Between 2013 and 2017, Embraer booked nearly 400 E175 orders in the United States, besting the CRJ900 by over 4 to 1. Delta Air Lines was reported in December 2017 to have maxed out on its 153 allowable 76-seat aircraft, and was forced to fly its 102 70-seaters. The E170 has six fewer business seats but the E175SC has 70 seats, keeping the same premium seats with 400 nmi more range than the E170 or the CRJ700. SkyWest ordered 30 E175SCs for Delta to enter service in 2018. The E175SC is sold at E170 pricing, a 76-seat retrofit having to go through Embraer.

The 76 seats and 86,000 lb (39 t) MTOW limits could not be amended through negotiations until 2019 at United and 2020 at Delta and American, limiting the sales of the new Mitsubishi SpaceJet M90 and Embraer 175-E2 to the smaller M100 and E175.

United Airlines has been renegotiating its agreement with the Air Line Pilots Association (ALPA) after it became amendable on January 31, 2019. As of September 2019, "noneconomic" matters relating to pilot scheduling had been agreed and ALPA expected to start discussion of scope aspects. United is seeking to fly more aircraft in the 76-seat category, given that no manufacturers currently produce 50-seaters. ALPA wishes to tie scope discussions to United's overall fleet, including wide-body aircraft, whereas the current contract links regional restrictions only to the narrow-body fleet size. Any agreement reached with United is expected to set a standard for subsequent negotiations with Delta and American, whose pilot contracts become amendable in December 2019 and in 2020, respectively.

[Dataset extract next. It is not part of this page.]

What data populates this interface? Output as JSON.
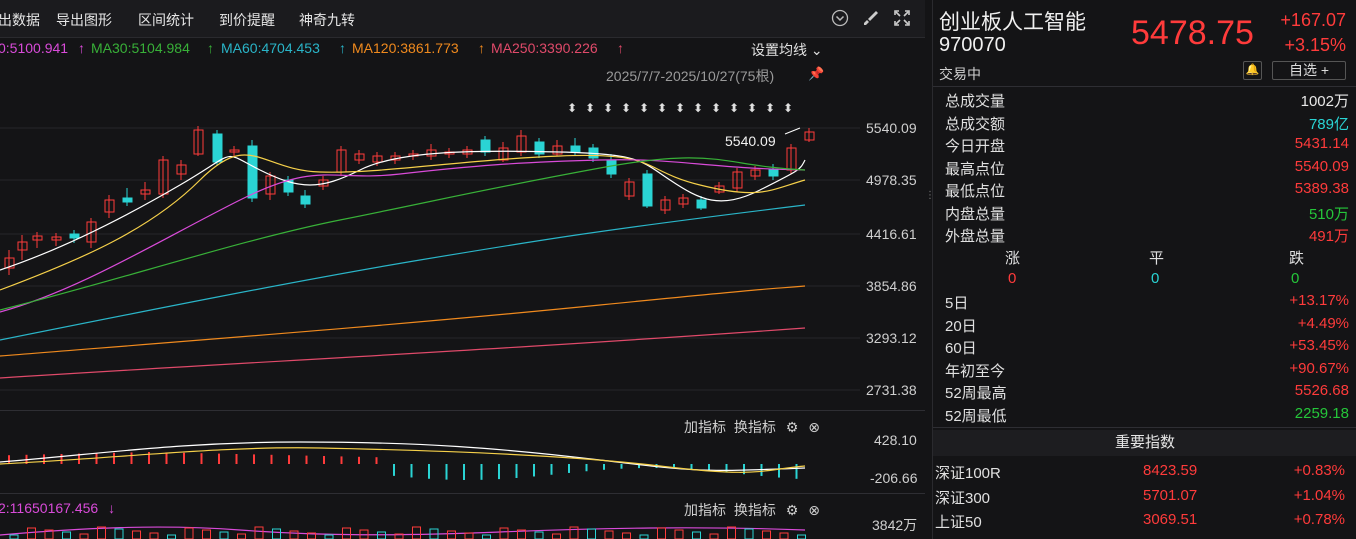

In February 2019, Bombardier launched the CRJ550, a 50-seat variant of its CRJ700. The reduced seating capacity and maximum takeoff weight were specifically designed to comply with scope clauses. United had been pushing to renegotiate the clauses, whereas pilots were arguing against what they see as a "flawed strategy of outsourcing". The decision to reconfigure larger existing models implies that the scope clauses remain frozen.

The Embraer 175-E2 first flew on December 12, 2019. The Mitsubishi SpaceJet program was suspended in October 2020, and then cancelled in 2023. This left the US market with the Embraer 175 as the only US scope clause compatible jet engine aircraft still in production.